The most profitable pricing opportunity we have had so far in corn this year was on New Year’s Day, Jan. 1st.
This is a fairly rare occurrence when prices peak at the start of the year only to slowly erode as the year goes on. I had to go back to 1998 to find a year that looked similar to this one.
In 1998 you would have been a rock star had you sold your entire crop in January.
Now for the bad news: prices took four years to recover back to that same level. Granted, there are still four and a half months left to go in 2020 and so the door is not yet shut. But the market is increasingly pessimistic as the weather outlook continues to improve. Furthermore, gasoline stocks are huge and ethanol margins still struggle to stay positive. The longer the COVID-19 pandemic continues, the longer it will weigh like an anchor holding down demand.
All of this means that if we maintain our current trajectory, ending stocks are going to work their way back closer to 3 billion bushels for corn and 500-plus million bushels for beans.
Widen your window
One thing we can learn from this is the need to widen our window of time for making sales and locking in hedges. The use of risk management tools allows us the chance to get downside protection on the year ahead, not just when we have the crop in the ground. It allows the farmer to be proactive versus reactive.
We never know when the market is going to give us a rally. The market doesn’t give us opportunities when we want them, so we have to be ready when they happen.
The benefit of hindsight shows us that both the summer and fall rallies of 2019 would have been a good time to lock in hedges for 2020. If you were given an additional six months for improved sales opportunities, why would you turn that down?
A common mistake I often see is producers wanting to kick the can down the road, as their unsold inventory gets bigger and bigger, increasing their risk. This increases interest costs, storage costs, and allows for missed opportunity costs.
An example of an opportunity cost is missing out on early input payment discounts because your money is still in the bin.
USDA report looms
USDA will release this month’s Supply and Demand report Wednesday at 11 a.m. CST. The average trade yield guess for corn is 180.4 and 51.3 for soybeans. Based on the average trade, corn and bean stocks keep getting bigger, reaching roughly 2.8 billion for corn and 525 million for beans.
Many are looking for ethanol crush and export forecast to be trimmed. Despite the dollar getting weaker, other countries continue to remain competitive.
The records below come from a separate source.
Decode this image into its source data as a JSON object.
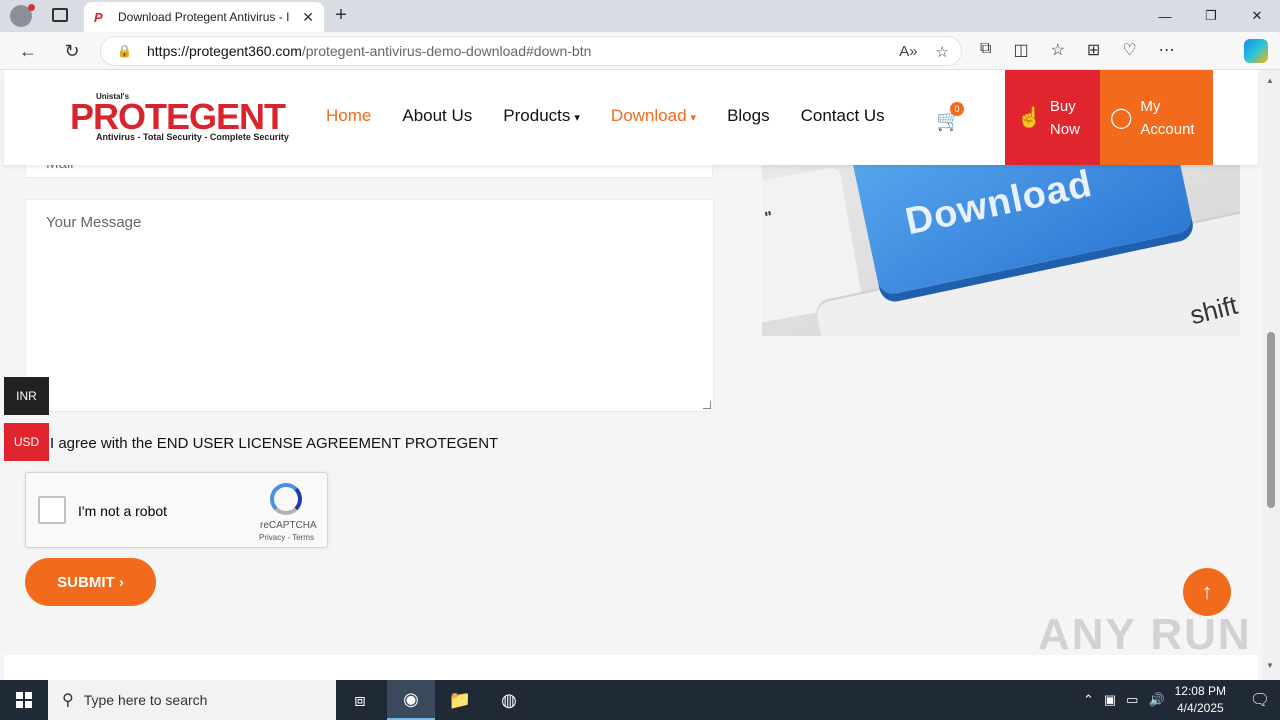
{
  "browser": {
    "tab_title": "Download Protegent Antivirus - I",
    "tab_favicon": "P",
    "url_host": "https://protegent360.com",
    "url_path": "/protegent-antivirus-demo-download#down-btn"
  },
  "site": {
    "logo": {
      "small": "Unistal's",
      "big": "PROTEGENT",
      "tagline": "Antivirus - Total Security - Complete Security"
    },
    "menu": [
      {
        "label": "Home",
        "active": true
      },
      {
        "label": "About Us"
      },
      {
        "label": "Products",
        "caret": "▾"
      },
      {
        "label": "Download",
        "caret": "▾",
        "active": true
      },
      {
        "label": "Blogs"
      },
      {
        "label": "Contact Us"
      }
    ],
    "cart_count": "0",
    "buy_now": [
      "Buy",
      "Now"
    ],
    "my_account": [
      "My",
      "Account"
    ],
    "accent_color": "#f26a1b",
    "brand_red": "#e1252e"
  },
  "form": {
    "prev_field_text": "Mail",
    "message_placeholder": "Your Message",
    "agree_text": "I agree with the END USER LICENSE AGREEMENT PROTEGENT",
    "captcha_label": "I'm not a robot",
    "captcha_brand": "reCAPTCHA",
    "captcha_links": "Privacy - Terms",
    "submit_label": "SUBMIT ›"
  },
  "currency": {
    "inr": "INR",
    "usd": "USD"
  },
  "image": {
    "key_text": "Download",
    "shift_text": "shift",
    "left_key_text": "\""
  },
  "watermark": "ANY RUN",
  "taskbar": {
    "search_placeholder": "Type here to search",
    "time": "12:08 PM",
    "date": "4/4/2025"
  }
}
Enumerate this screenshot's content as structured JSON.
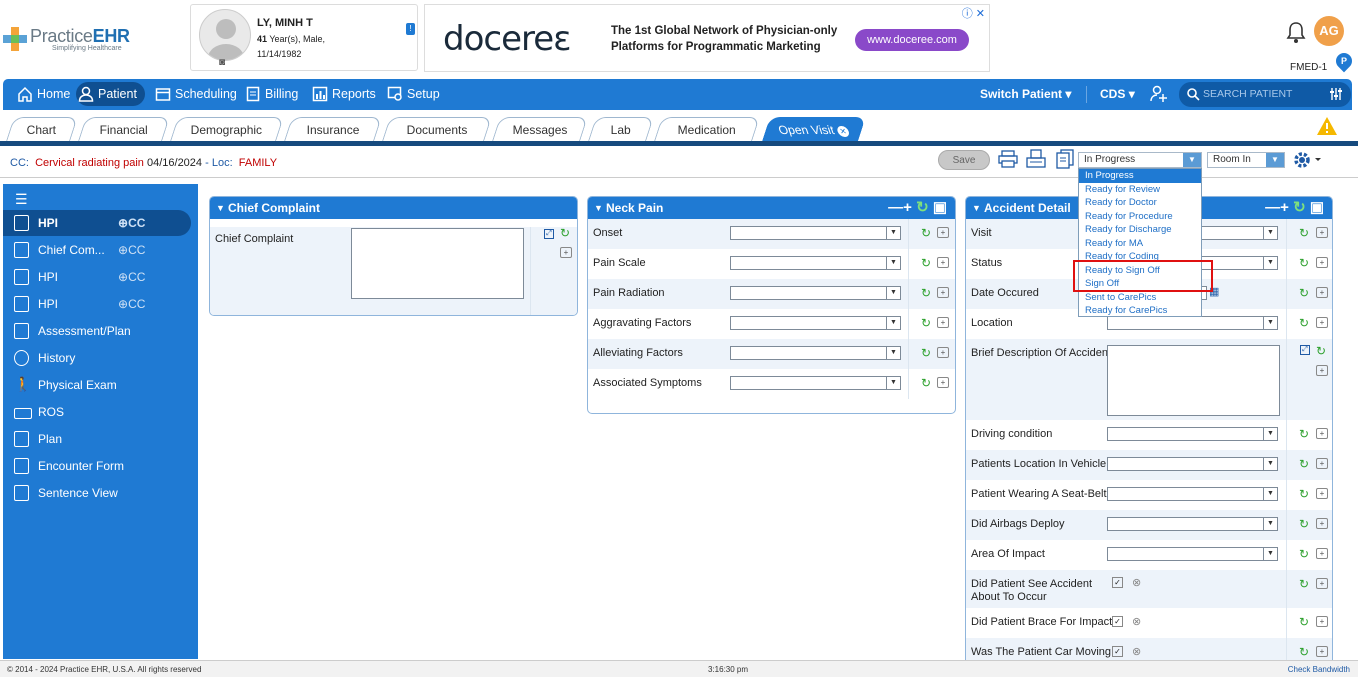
{
  "app": {
    "brand_a": "Practice",
    "brand_b": "EHR",
    "tagline": "Simplifying Healthcare"
  },
  "patient": {
    "name": "LY, MINH T",
    "age": "41",
    "age_suffix": "Year(s), Male,",
    "dob": "11/14/1982"
  },
  "ad": {
    "logo": "docereε",
    "line1": "The 1st Global Network of Physician-only",
    "line2": "Platforms for Programmatic Marketing",
    "cta": "www.doceree.com"
  },
  "user": {
    "initials": "AG",
    "location": "FMED-1"
  },
  "nav": {
    "home": "Home",
    "patient": "Patient",
    "scheduling": "Scheduling",
    "billing": "Billing",
    "reports": "Reports",
    "setup": "Setup",
    "switch_patient": "Switch Patient",
    "cds": "CDS",
    "search_placeholder": "SEARCH PATIENT"
  },
  "tabs": [
    "Chart",
    "Financial",
    "Demographic",
    "Insurance",
    "Documents",
    "Messages",
    "Lab",
    "Medication",
    "Open Visit"
  ],
  "cc_bar": {
    "cc_label": "CC:",
    "cc_value": "Cervical radiating pain",
    "date": "04/16/2024",
    "loc_label": "- Loc:",
    "loc_value": "FAMILY"
  },
  "toolbar": {
    "save": "Save",
    "status_selected": "In Progress",
    "room_selected": "Room In"
  },
  "status_options": [
    "In Progress",
    "Ready for Review",
    "Ready for Doctor",
    "Ready for Procedure",
    "Ready for Discharge",
    "Ready for MA",
    "Ready for Coding",
    "Ready to Sign Off",
    "Sign Off",
    "Sent to CarePics",
    "Ready for CarePics"
  ],
  "sidebar": [
    {
      "label": "HPI",
      "cc": "CC"
    },
    {
      "label": "Chief Com...",
      "cc": "CC"
    },
    {
      "label": "HPI",
      "cc": "CC"
    },
    {
      "label": "HPI",
      "cc": "CC"
    },
    {
      "label": "Assessment/Plan"
    },
    {
      "label": "History"
    },
    {
      "label": "Physical Exam"
    },
    {
      "label": "ROS"
    },
    {
      "label": "Plan"
    },
    {
      "label": "Encounter Form"
    },
    {
      "label": "Sentence View"
    }
  ],
  "chief_complaint": {
    "title": "Chief Complaint",
    "field_label": "Chief Complaint"
  },
  "neck_pain": {
    "title": "Neck Pain",
    "fields": [
      "Onset",
      "Pain Scale",
      "Pain Radiation",
      "Aggravating Factors",
      "Alleviating Factors",
      "Associated Symptoms"
    ]
  },
  "accident": {
    "title": "Accident Detail",
    "fields": [
      "Visit",
      "Status",
      "Date Occured",
      "Location",
      "Brief Description Of Accident",
      "Driving condition",
      "Patients Location In Vehicle",
      "Patient Wearing A Seat-Belt",
      "Did Airbags Deploy",
      "Area Of Impact",
      "Did Patient See Accident About To Occur",
      "Did Patient Brace For Impact",
      "Was The Patient Car Moving"
    ]
  },
  "footer": {
    "copyright": "© 2014 - 2024 Practice EHR, U.S.A. All rights reserved",
    "time": "3:16:30 pm",
    "bandwidth": "Check Bandwidth"
  }
}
Brazil is profitable and will plant all that they reasonably can as they look to increase acres.
The market has already absorbed this information and the surprise would be to the high or low end of these guesstimates.
Reassess price targets
If the average trade guess comes true this week, it is important to review your price targets. Ask yourself what will happen if ending stocks continue to build and how long you can go until you need to make a sale. Have price objectives set so that you can react quickly if the market gives you the chance.
If USDA does not increase yield as the trade expects, this could give us a short rally to make additional sales. Additionally, think beyond this year and what your marketing strategies are for next year.
The market may yet surprise us and so we need to be ready.